This month marks the Tenth Amendment Center’s eighth anniversary.
Looking back, it’s pretty clear that we’ve come a long way baby! And to celebrate, we’ve published a comprehensive report outlining the state of the nullification movement.
The Tenth Amendment Center started as a little blog pointing out unconstitutional federal overreach. From its humble beginnings, the organization grew to become the leader of dynamic nullification movement pushing back against unwarranted federal power.
We believe the movement is revolutionary.
The motives behind the various actors in the modern nullification movement vary as much as any group of people when it comes to their political goals. Some issues draw people from the right, others from the left. Political philosopher Murray Rothbard considered this “dynamism” one of the “major characteristics” of a revolution, as it creates an “unfreezing of the political and social order” for people, whatever their motivations may be.
Of course, when we call the nullification a revolution, or revolutionary, we don’t mean one characterized by a physical upheaval against the established order. Instead, we see a deeper, more philosophical revolution developing – a revolution in thought.
Today’s nullification movement offers hope of smashing the established political order; one of “voting the bums out” only to see new “bums” violate the Constitution in more costly and dangerous ways each year, or relying on federal courts to limit federal power, or simply begging federal officials to give us back our freedom.
This past legislative session saw some type of nullification bill introduced in nearly every state, addressing issues from NSA spying to preserving the Second Amendment. To highlight just how far the movement has come, the Tenth Amendment Center recently published a comprehensive State of the Nullification Movement Handbook.
The story begins with California’s efforts to nullify the unconstitutional federal prohibition on marijuana in the mid-1990s. As the vote to legalize marijuana for medical use neared, three separate presidents came to the California to campaign against it. Beyond the philosophical opposition to the proposition, the constitutional claim was that the supremacy clause of the Constitution didn’t allow the people of California to defy federal policy on marijuana.
But defy they did.
After voters approved Prop 215, the feds ratcheted up enforcement efforts. That didn’t stop California from moving forward to implement its policy. In 2005, the Supreme Court ruled against the state. That didn’t stop California from moving forward to implement its policy. In fact, despite a concerted federal effort to thwart California’s medical marijuana legalization at every turn, it grew and other states joined.

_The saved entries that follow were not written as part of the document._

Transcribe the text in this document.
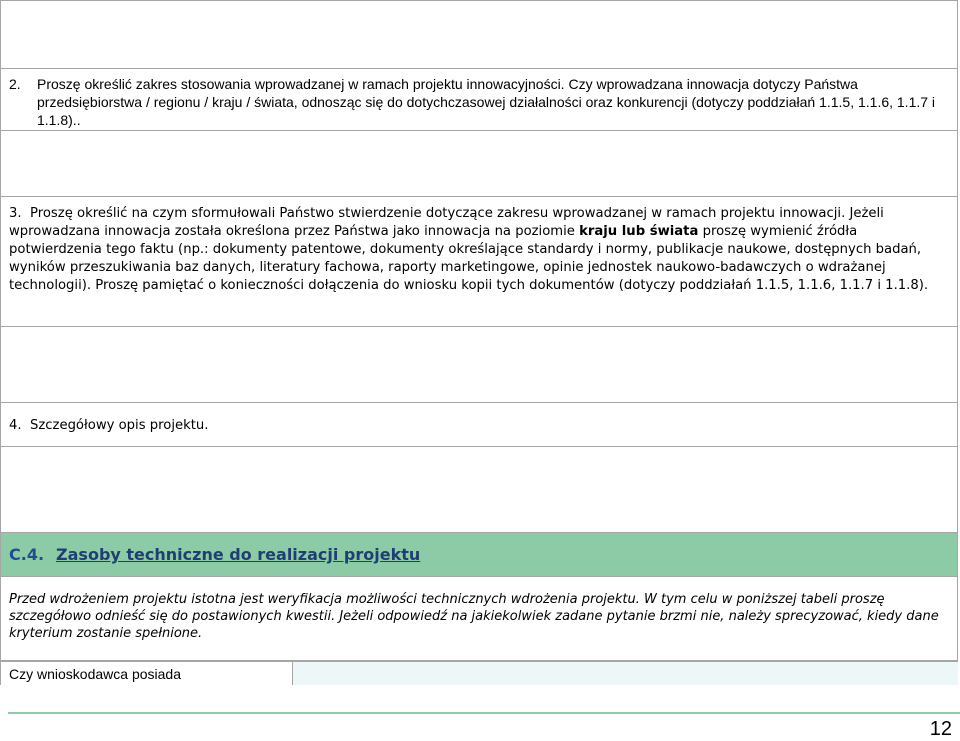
2.	Proszę określić zakres stosowania wprowadzanej w ramach projektu innowacyjności. Czy wprowadzana innowacja dotyczy Państwa przedsiębiorstwa / regionu / kraju / świata, odnosząc się do dotychczasowej działalności oraz konkurencji (dotyczy poddziałań 1.1.5, 1.1.6, 1.1.7 i 1.1.8)..
3. Proszę określić na czym sformułowali Państwo stwierdzenie dotyczące zakresu wprowadzanej w ramach projektu innowacji. Jeżeli wprowadzana innowacja została określona przez Państwa jako innowacja na poziomie kraju lub świata proszę wymienić źródła potwierdzenia tego faktu (np.: dokumenty patentowe, dokumenty określające standardy i normy, publikacje naukowe, dostępnych badań, wyników przeszukiwania baz danych, literatury fachowa, raporty marketingowe, opinie jednostek naukowo-badawczych o wdrażanej technologii). Proszę pamiętać o konieczności dołączenia do wniosku kopii tych dokumentów (dotyczy poddziałań 1.1.5, 1.1.6, 1.1.7 i 1.1.8).
4. Szczegółowy opis projektu.
C.4. Zasoby techniczne do realizacji projektu
Przed wdrożeniem projektu istotna jest weryfikacja możliwości technicznych wdrożenia projektu. W tym celu w poniższej tabeli proszę szczegółowo odnieść się do postawionych kwestii. Jeżeli odpowiedź na jakiekolwiek zadane pytanie brzmi nie, należy sprecyzować, kiedy dane kryterium zostanie spełnione.
Czy wnioskodawca posiada
12
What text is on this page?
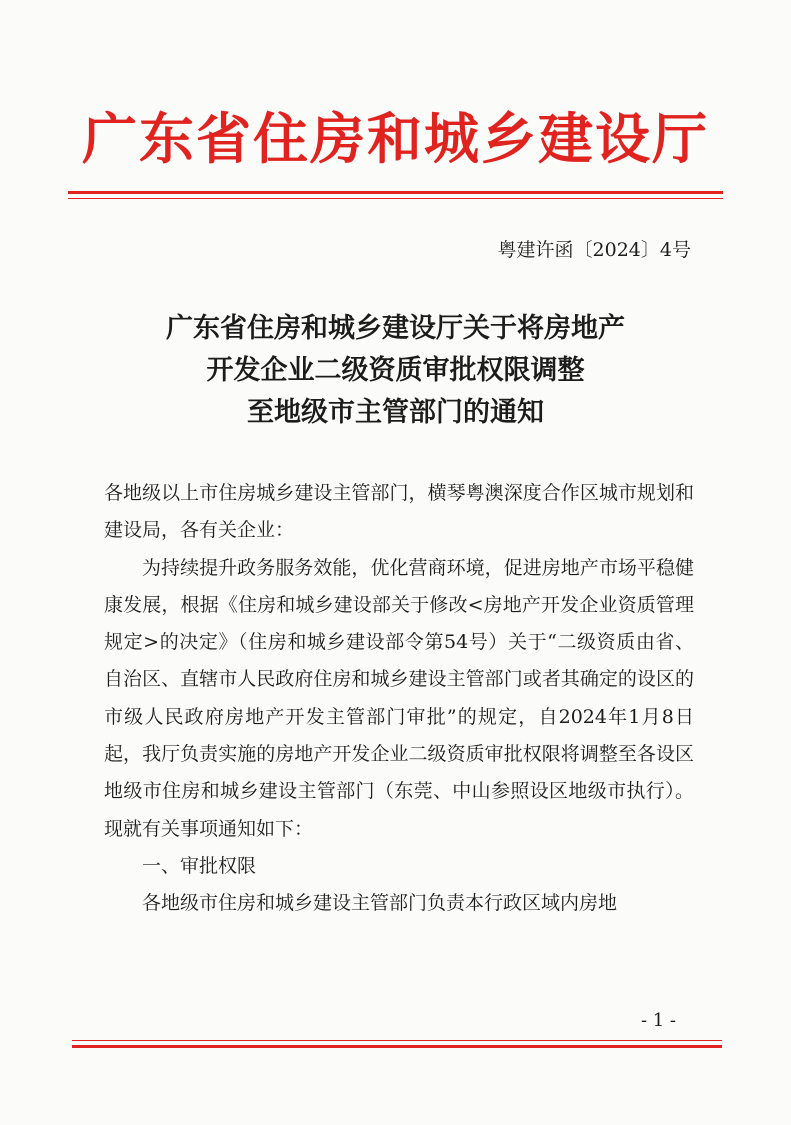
广东省住房和城乡建设厅
粤建许函〔2024〕4号
广东省住房和城乡建设厅关于将房地产
开发企业二级资质审批权限调整
至地级市主管部门的通知

各地级以上市住房城乡建设主管部门，横琴粤澳深度合作区城市规划和建设局，各有关企业：

为持续提升政务服务效能，优化营商环境，促进房地产市场平稳健康发展，根据《住房和城乡建设部关于修改<房地产开发企业资质管理规定>的决定》（住房和城乡建设部令第54号）关于“二级资质由省、自治区、直辖市人民政府住房和城乡建设主管部门或者其确定的设区的市级人民政府房地产开发主管部门审批”的规定，自2024年1月8日起，我厅负责实施的房地产开发企业二级资质审批权限将调整至各设区地级市住房和城乡建设主管部门（东莞、中山参照设区地级市执行）。现就有关事项通知如下：

一、审批权限

各地级市住房和城乡建设主管部门负责本行政区域内房地

- 1 -
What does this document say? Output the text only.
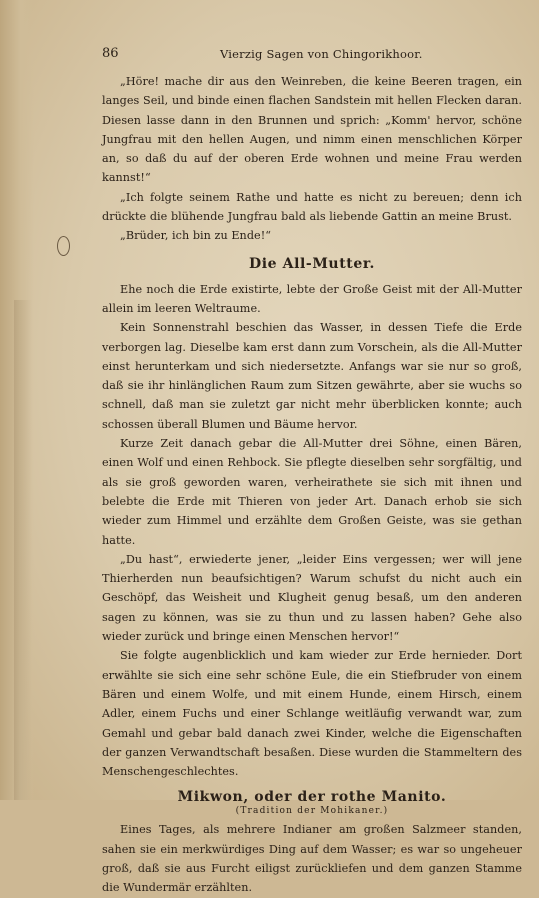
86	Vierzig Sagen von Chingorikhoor.

„Höre! mache dir aus den Weinreben, die keine Beeren tragen, ein langes Seil, und binde einen flachen Sandstein mit hellen Flecken daran. Diesen lasse dann in den Brunnen und sprich: „Komm' hervor, schöne Jungfrau mit den hellen Augen, und nimm einen menschlichen Körper an, so daß du auf der oberen Erde wohnen und meine Frau werden kannst!“

„Ich folgte seinem Rathe und hatte es nicht zu bereuen; denn ich drückte die blühende Jungfrau bald als liebende Gattin an meine Brust.

„Brüder, ich bin zu Ende!“

Die All-Mutter.

Ehe noch die Erde existirte, lebte der Große Geist mit der All-Mutter allein im leeren Weltraume.

Kein Sonnenstrahl beschien das Wasser, in dessen Tiefe die Erde verborgen lag. Dieselbe kam erst dann zum Vorschein, als die All-Mutter einst herunterkam und sich niedersetzte. Anfangs war sie nur so groß, daß sie ihr hinlänglichen Raum zum Sitzen gewährte, aber sie wuchs so schnell, daß man sie zuletzt gar nicht mehr überblicken konnte; auch schossen überall Blumen und Bäume hervor.

Kurze Zeit danach gebar die All-Mutter drei Söhne, einen Bären, einen Wolf und einen Rehbock. Sie pflegte dieselben sehr sorgfältig, und als sie groß geworden waren, verheirathete sie sich mit ihnen und belebte die Erde mit Thieren von jeder Art. Danach erhob sie sich wieder zum Himmel und erzählte dem Großen Geiste, was sie gethan hatte.

„Du hast“, erwiederte jener, „leider Eins vergessen; wer will jene Thierherden nun beaufsichtigen? Warum schufst du nicht auch ein Geschöpf, das Weisheit und Klugheit genug besaß, um den anderen sagen zu können, was sie zu thun und zu lassen haben? Gehe also wieder zurück und bringe einen Menschen hervor!“

Sie folgte augenblicklich und kam wieder zur Erde hernieder. Dort erwählte sie sich eine sehr schöne Eule, die ein Stiefbruder von einem Bären und einem Wolfe, und mit einem Hunde, einem Hirsch, einem Adler, einem Fuchs und einer Schlange weitläufig verwandt war, zum Gemahl und gebar bald danach zwei Kinder, welche die Eigenschaften der ganzen Verwandtschaft besaßen. Diese wurden die Stammeltern des Menschengeschlechtes.

Mikwon, oder der rothe Manito.
(Tradition der Mohikaner.)

Eines Tages, als mehrere Indianer am großen Salzmeer standen, sahen sie ein merkwürdiges Ding auf dem Wasser; es war so ungeheuer groß, daß sie aus Furcht eiligst zurückliefen und dem ganzen Stamme die Wundermär erzählten.
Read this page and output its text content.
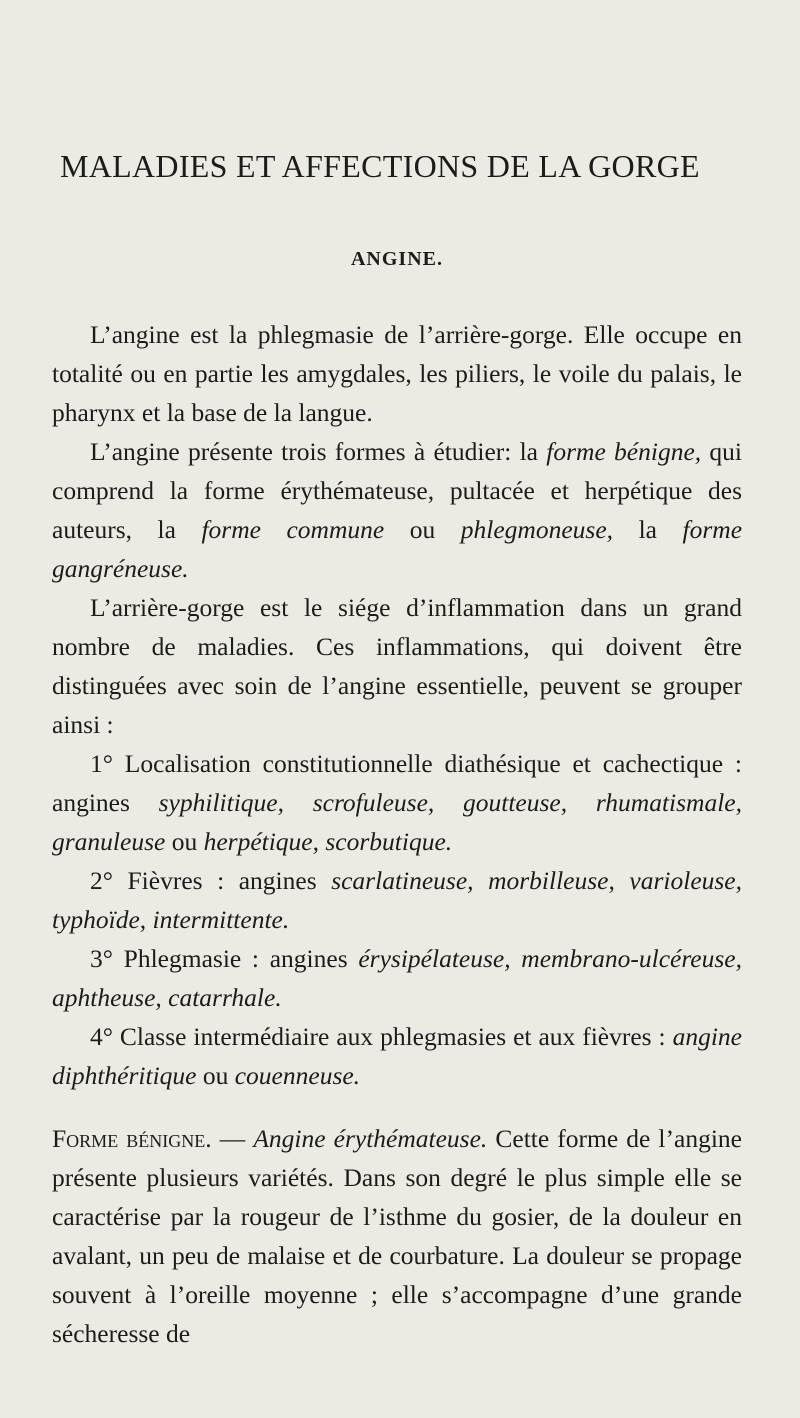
MALADIES ET AFFECTIONS DE LA GORGE
ANGINE.

L’angine est la phlegmasie de l’arrière-gorge. Elle occupe en totalité ou en partie les amygdales, les piliers, le voile du palais, le pharynx et la base de la langue.

L’angine présente trois formes à étudier: la forme bénigne, qui comprend la forme érythémateuse, pultacée et herpétique des auteurs, la forme commune ou phlegmoneuse, la forme gangréneuse.

L’arrière-gorge est le siége d’inflammation dans un grand nombre de maladies. Ces inflammations, qui doivent être distinguées avec soin de l’angine essentielle, peuvent se grouper ainsi :

1° Localisation constitutionnelle diathésique et cachectique : angines syphilitique, scrofuleuse, goutteuse, rhumatismale, granuleuse ou herpétique, scorbutique.

2° Fièvres : angines scarlatineuse, morbilleuse, varioleuse, typhoïde, intermittente.

3° Phlegmasie : angines érysipélateuse, membrano-ulcéreuse, aphtheuse, catarrhale.

4° Classe intermédiaire aux phlegmasies et aux fièvres : angine diphthéritique ou couenneuse.

Forme bénigne. — Angine érythémateuse. Cette forme de l’angine présente plusieurs variétés. Dans son degré le plus simple elle se caractérise par la rougeur de l’isthme du gosier, de la douleur en avalant, un peu de malaise et de courbature. La douleur se propage souvent à l’oreille moyenne ; elle s’accompagne d’une grande sécheresse de
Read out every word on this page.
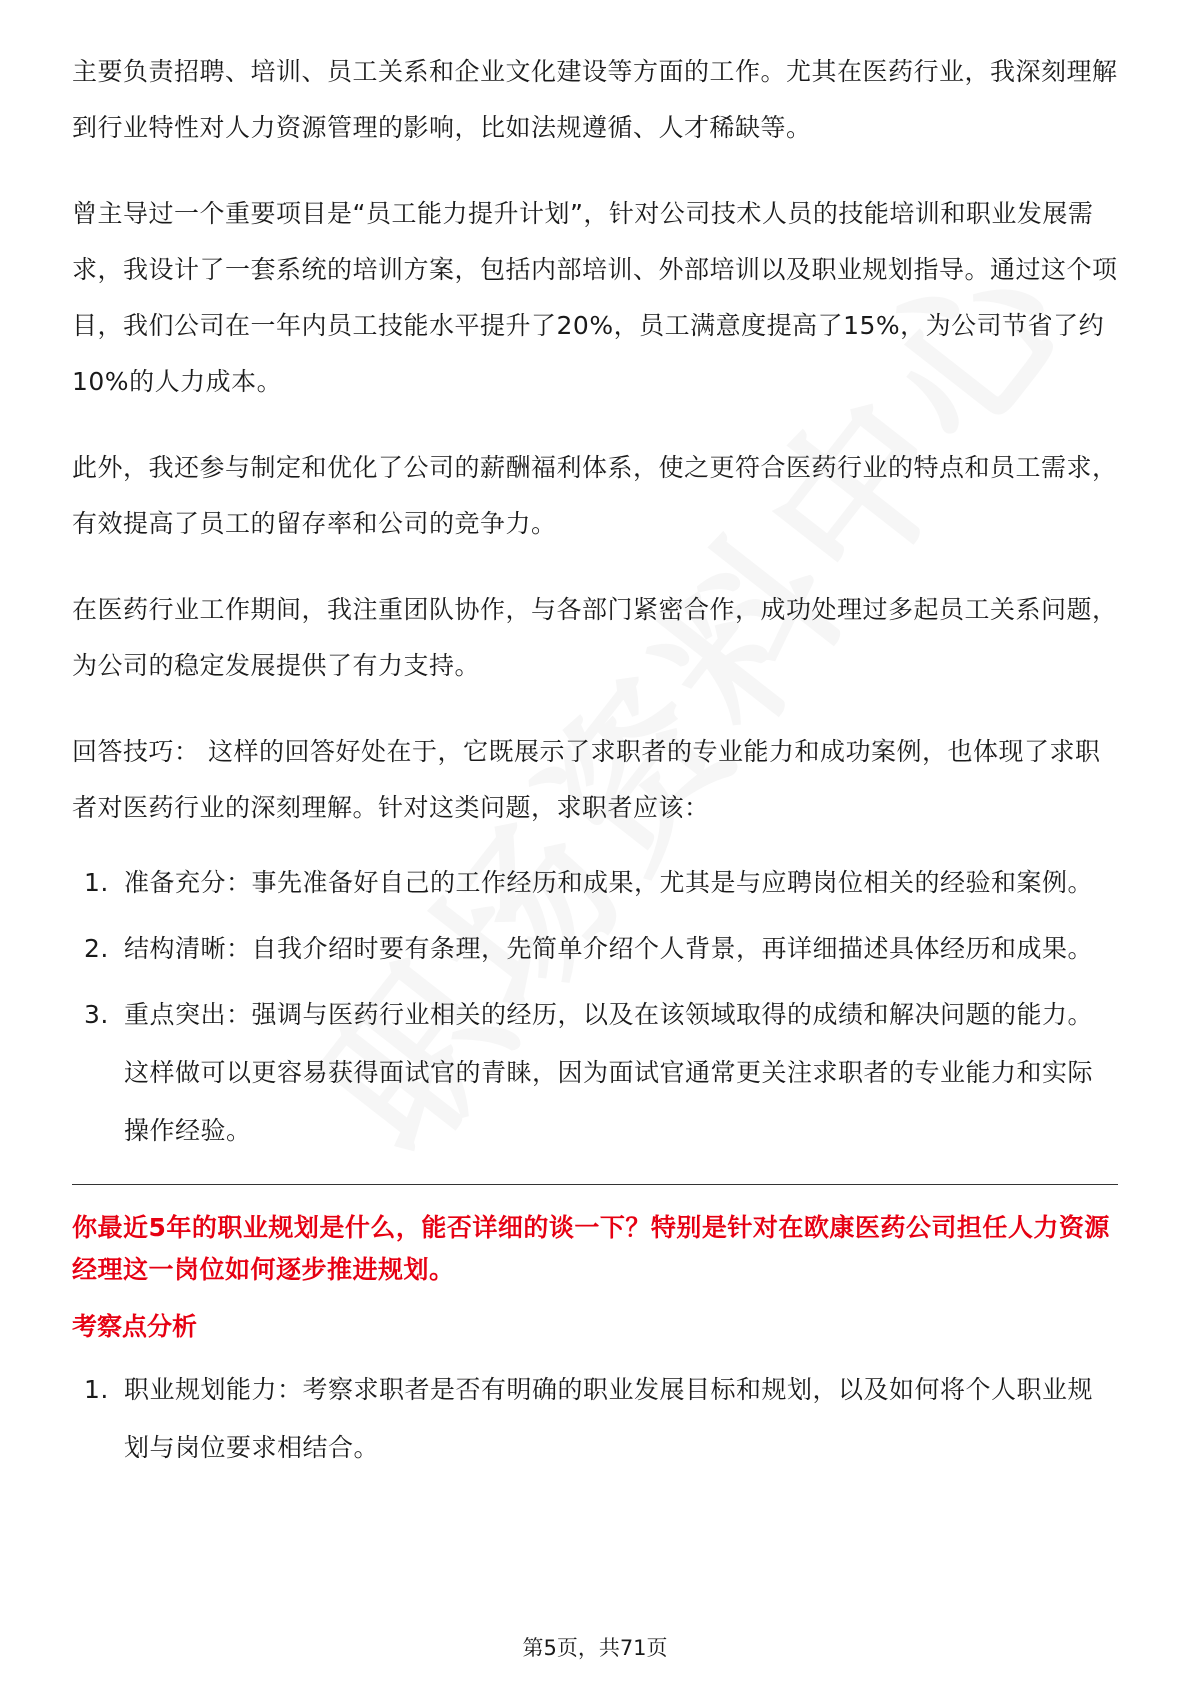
主要负责招聘、培训、员工关系和企业文化建设等方面的工作。尤其在医药行业，我深刻理解到行业特性对人力资源管理的影响，比如法规遵循、人才稀缺等。

曾主导过一个重要项目是“员工能力提升计划”，针对公司技术人员的技能培训和职业发展需求，我设计了一套系统的培训方案，包括内部培训、外部培训以及职业规划指导。通过这个项目，我们公司在一年内员工技能水平提升了20%，员工满意度提高了15%，为公司节省了约10%的人力成本。

此外，我还参与制定和优化了公司的薪酬福利体系，使之更符合医药行业的特点和员工需求，有效提高了员工的留存率和公司的竞争力。

在医药行业工作期间，我注重团队协作，与各部门紧密合作，成功处理过多起员工关系问题，为公司的稳定发展提供了有力支持。

回答技巧： 这样的回答好处在于，它既展示了求职者的专业能力和成功案例，也体现了求职者对医药行业的深刻理解。针对这类问题，求职者应该：

1. 准备充分：事先准备好自己的工作经历和成果，尤其是与应聘岗位相关的经验和案例。
2. 结构清晰：自我介绍时要有条理，先简单介绍个人背景，再详细描述具体经历和成果。
3. 重点突出：强调与医药行业相关的经历，以及在该领域取得的成绩和解决问题的能力。 这样做可以更容易获得面试官的青睐，因为面试官通常更关注求职者的专业能力和实际操作经验。

你最近5年的职业规划是什么，能否详细的谈一下？特别是针对在欧康医药公司担任人力资源经理这一岗位如何逐步推进规划。

考察点分析
1. 职业规划能力：考察求职者是否有明确的职业发展目标和规划，以及如何将个人职业规划与岗位要求相结合。
第5页，共71页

As of today, 22 states have legalized medical use of cannabis, and Washington and Colorado took the next step last year and legalized recreational use by popular vote.
State defiance on weed created a template now being used to fight Obamacare, federal violations of the right to keep and bear arms, NSA spying and other federal overreaches.
The State of the Nullification Movement Handbook provides a complete look at the nullification movement today and provides direction for moving into the future.
The booklet starts by making sure we all understand the terms, examining the legal and popular definitions of nullification. It goes on to outline James Madison’s nullification blueprint in Federalist 46 and the legal doctrine known as anti-commandeering that reflects the “Father of the Constitution’s” strategy.
After laying out a foundation for the nullification movement, the handbook delves into specific issues, detailing the various efforts and strategies employed, and making recommendations for future action. For each issue, you will learn what has and has not worked, and find specific recommendations for the next step forward, depending on the political climate of your state. The major issues covered include Second Amendment preservation, NSA spying, hemp, healthcare, drones and marijuana. The handbook also covers other issues in less depth, including NDAA indefinite detention, Common Core, constitutional tender and right to try.
Finally, the handbook will provide insight into just what it takes to get a nullification bill passed.
It requires much more effort than you might think. The average bill goes through 13 steps to passage. An effective campaign takes many as eight action steps at each phase. That means 13 blogs to report on what’s happening. Thirteen action alerts so the public knows what to do and who to call to get the bill passed. Thirteen social media reports. Thirteen email campaigns, and so on.
The TAC can claim success in getting nullification bills introduced and passed with extremely limited resources. Our success rate has been high when those resources are dedicated to specific bills and low when resources we lack resources and support.
The nullification report wraps up by providing a specific breakdown of the Tenth Amendment Center’s financial position and provides information on how you can get involved with the movement.
We are extremely excited about the future of nullification as a way to rein in overreaching power and increase liberty. We believe the revolution will continue to swell. And we’re thrilled that we can offer this high quality, comprehensive report on the movement as a way of celebrating our eighth anniversary.
Please take some time and check it out.
And thanks for all of your support. Without you, the TAC simply wouldn’t exist.